Unter einer Phlebitis versteht man eine Venenentzündung. Das Gefäß und die Umgebung schmerzen, sind gerötet, geschwollen und überwärmt. Bei oberflächlichen Venen ist die Diagnose leicht zu stellen. Bei tiefen Venenentzündungen ist die Diagnose auch mit dem Ultraschall kaum zu erfassen. Ob es sich um eingedrungene Keime, eine Autoimmunentzündung oder eher eine mechanische entzündliche Reizung handelt – bis heute ist unklar, was die Ursache der Phlebitis ist.

Thrombose

Unter einer Thrombose versteht man die Verstopfung einer Vene durch ein Blutgerinnsel, das sich in den Venen bildet und an den Venenwänden festsetzt. Gefährlich werden diese Blutgerinnsel dann, wenn sie sich ablösen und in die Lunge geschwemmt werden.

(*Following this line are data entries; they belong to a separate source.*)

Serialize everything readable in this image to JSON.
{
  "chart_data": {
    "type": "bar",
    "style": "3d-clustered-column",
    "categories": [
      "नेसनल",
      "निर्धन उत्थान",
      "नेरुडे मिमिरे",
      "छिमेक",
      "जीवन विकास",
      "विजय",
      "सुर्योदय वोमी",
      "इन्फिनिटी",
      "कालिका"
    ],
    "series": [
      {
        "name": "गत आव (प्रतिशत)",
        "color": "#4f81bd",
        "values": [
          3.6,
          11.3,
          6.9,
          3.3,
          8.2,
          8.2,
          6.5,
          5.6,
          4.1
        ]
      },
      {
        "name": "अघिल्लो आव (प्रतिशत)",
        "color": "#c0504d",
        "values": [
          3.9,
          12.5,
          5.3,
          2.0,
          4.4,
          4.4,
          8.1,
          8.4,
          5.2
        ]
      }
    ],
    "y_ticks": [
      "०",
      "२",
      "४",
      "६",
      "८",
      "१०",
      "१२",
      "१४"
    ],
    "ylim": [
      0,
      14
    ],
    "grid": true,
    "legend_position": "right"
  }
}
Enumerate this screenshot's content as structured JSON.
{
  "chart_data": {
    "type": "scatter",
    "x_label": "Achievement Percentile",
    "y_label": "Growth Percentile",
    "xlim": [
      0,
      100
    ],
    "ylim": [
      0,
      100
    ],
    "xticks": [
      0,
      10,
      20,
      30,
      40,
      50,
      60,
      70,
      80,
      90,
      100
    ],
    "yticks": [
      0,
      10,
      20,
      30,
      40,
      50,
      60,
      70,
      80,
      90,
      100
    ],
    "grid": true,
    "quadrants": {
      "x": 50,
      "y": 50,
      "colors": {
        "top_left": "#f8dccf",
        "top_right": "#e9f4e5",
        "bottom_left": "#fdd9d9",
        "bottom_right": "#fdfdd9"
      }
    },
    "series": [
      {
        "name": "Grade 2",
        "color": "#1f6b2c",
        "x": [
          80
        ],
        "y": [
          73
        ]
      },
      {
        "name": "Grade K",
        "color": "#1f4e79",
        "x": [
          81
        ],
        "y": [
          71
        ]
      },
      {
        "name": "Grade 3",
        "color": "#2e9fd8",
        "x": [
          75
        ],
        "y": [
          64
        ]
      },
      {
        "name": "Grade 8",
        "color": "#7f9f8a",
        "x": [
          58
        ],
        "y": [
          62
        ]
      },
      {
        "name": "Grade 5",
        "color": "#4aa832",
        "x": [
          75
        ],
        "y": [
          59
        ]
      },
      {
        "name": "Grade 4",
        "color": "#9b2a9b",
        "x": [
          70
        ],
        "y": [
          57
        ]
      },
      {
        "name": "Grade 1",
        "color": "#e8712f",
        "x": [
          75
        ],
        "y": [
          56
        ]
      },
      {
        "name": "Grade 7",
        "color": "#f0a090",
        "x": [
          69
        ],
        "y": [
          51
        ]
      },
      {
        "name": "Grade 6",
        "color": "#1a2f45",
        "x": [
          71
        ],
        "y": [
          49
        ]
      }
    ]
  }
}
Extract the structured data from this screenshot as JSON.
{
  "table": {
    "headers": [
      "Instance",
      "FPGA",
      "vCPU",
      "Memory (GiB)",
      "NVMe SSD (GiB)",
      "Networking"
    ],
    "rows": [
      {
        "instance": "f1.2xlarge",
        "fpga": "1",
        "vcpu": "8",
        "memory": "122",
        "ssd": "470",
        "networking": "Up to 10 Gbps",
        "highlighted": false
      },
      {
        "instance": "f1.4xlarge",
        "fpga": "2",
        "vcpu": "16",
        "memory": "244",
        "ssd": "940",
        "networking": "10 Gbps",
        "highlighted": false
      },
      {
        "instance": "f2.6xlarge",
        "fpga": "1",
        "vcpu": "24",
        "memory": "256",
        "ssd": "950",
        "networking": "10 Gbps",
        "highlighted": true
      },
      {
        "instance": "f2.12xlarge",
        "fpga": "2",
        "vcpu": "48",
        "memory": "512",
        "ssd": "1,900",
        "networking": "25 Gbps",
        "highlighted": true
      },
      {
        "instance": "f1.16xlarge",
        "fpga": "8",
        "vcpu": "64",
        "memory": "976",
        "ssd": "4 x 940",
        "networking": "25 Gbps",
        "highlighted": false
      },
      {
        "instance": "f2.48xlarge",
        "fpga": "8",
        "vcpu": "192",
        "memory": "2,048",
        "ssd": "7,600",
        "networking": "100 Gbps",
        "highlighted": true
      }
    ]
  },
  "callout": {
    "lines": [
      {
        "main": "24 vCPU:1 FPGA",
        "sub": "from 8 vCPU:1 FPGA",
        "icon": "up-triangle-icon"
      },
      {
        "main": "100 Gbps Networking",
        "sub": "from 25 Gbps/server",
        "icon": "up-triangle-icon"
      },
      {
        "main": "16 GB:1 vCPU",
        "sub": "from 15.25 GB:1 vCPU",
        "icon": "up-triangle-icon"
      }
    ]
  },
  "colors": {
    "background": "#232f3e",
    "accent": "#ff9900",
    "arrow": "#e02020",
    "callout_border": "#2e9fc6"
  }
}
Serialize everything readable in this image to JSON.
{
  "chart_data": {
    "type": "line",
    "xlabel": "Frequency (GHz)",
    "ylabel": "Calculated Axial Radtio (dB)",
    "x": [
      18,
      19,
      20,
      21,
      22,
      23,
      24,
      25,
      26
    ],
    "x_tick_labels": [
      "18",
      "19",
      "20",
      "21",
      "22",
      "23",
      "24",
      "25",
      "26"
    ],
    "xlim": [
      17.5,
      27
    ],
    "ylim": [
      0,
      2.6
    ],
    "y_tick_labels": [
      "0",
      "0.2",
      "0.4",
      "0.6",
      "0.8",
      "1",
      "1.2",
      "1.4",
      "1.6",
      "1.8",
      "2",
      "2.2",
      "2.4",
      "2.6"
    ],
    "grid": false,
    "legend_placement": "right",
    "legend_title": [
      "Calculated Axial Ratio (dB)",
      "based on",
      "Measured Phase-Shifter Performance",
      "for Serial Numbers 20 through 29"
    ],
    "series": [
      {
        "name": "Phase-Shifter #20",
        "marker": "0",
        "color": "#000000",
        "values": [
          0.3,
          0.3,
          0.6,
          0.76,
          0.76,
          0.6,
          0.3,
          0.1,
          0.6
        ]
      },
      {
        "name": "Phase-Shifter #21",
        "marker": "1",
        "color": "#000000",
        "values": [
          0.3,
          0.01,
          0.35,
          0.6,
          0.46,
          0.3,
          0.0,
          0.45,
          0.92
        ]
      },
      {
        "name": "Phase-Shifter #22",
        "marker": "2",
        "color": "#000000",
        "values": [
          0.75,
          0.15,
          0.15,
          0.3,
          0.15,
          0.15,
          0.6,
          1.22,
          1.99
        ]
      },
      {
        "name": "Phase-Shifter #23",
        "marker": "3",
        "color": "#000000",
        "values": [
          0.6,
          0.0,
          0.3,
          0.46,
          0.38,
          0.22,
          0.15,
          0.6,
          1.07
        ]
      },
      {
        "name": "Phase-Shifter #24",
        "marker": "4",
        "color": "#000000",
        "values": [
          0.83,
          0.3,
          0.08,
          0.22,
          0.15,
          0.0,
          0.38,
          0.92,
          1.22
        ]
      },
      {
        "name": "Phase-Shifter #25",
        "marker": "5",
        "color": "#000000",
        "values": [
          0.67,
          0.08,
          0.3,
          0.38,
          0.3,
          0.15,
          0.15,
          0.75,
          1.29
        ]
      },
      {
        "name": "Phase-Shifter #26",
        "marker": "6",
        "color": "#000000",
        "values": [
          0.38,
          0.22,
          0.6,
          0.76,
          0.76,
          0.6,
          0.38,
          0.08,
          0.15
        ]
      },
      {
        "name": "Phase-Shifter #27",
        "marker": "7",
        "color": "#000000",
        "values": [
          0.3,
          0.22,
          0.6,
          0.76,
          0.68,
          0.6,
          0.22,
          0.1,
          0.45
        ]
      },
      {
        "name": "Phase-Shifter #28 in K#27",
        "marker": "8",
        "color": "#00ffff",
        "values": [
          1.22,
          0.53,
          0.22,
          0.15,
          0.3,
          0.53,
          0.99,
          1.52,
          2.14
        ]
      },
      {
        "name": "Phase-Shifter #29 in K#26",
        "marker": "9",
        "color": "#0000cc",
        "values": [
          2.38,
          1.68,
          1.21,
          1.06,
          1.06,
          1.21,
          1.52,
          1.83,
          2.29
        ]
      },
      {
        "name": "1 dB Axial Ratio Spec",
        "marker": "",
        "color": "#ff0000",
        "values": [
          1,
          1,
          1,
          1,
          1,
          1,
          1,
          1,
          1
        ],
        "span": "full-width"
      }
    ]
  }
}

Dort führen sie dann durch einen Verschluss einer Lungenarterie zu einer Lungenembolie. Die Bedrohlichkeit wird verständlich, wenn man sich überlegt, daß so ein Thrombus (= Gerinnsel) bis zu 5 g schwer sein kann und, während der Passage des Herzens, in sehr viele einzelne Fragmente zerbricht, die dann wie ein Schrotschuss die Lunge erreichen.

Ulcus cruris (offenes Bein)

Nach jahrelangem Venenstau kann es zu einem "offenen Bein" bzw. "Unterschenkelgeschwür", dem "Ulcus venosum cruris" als Sonderform eines Ulcus cruris kommen. Diese Geschwüre liegen meist oberhalb des Innenknöchels. Sie sind schwer zu behandeln und heilen nur langsam ab.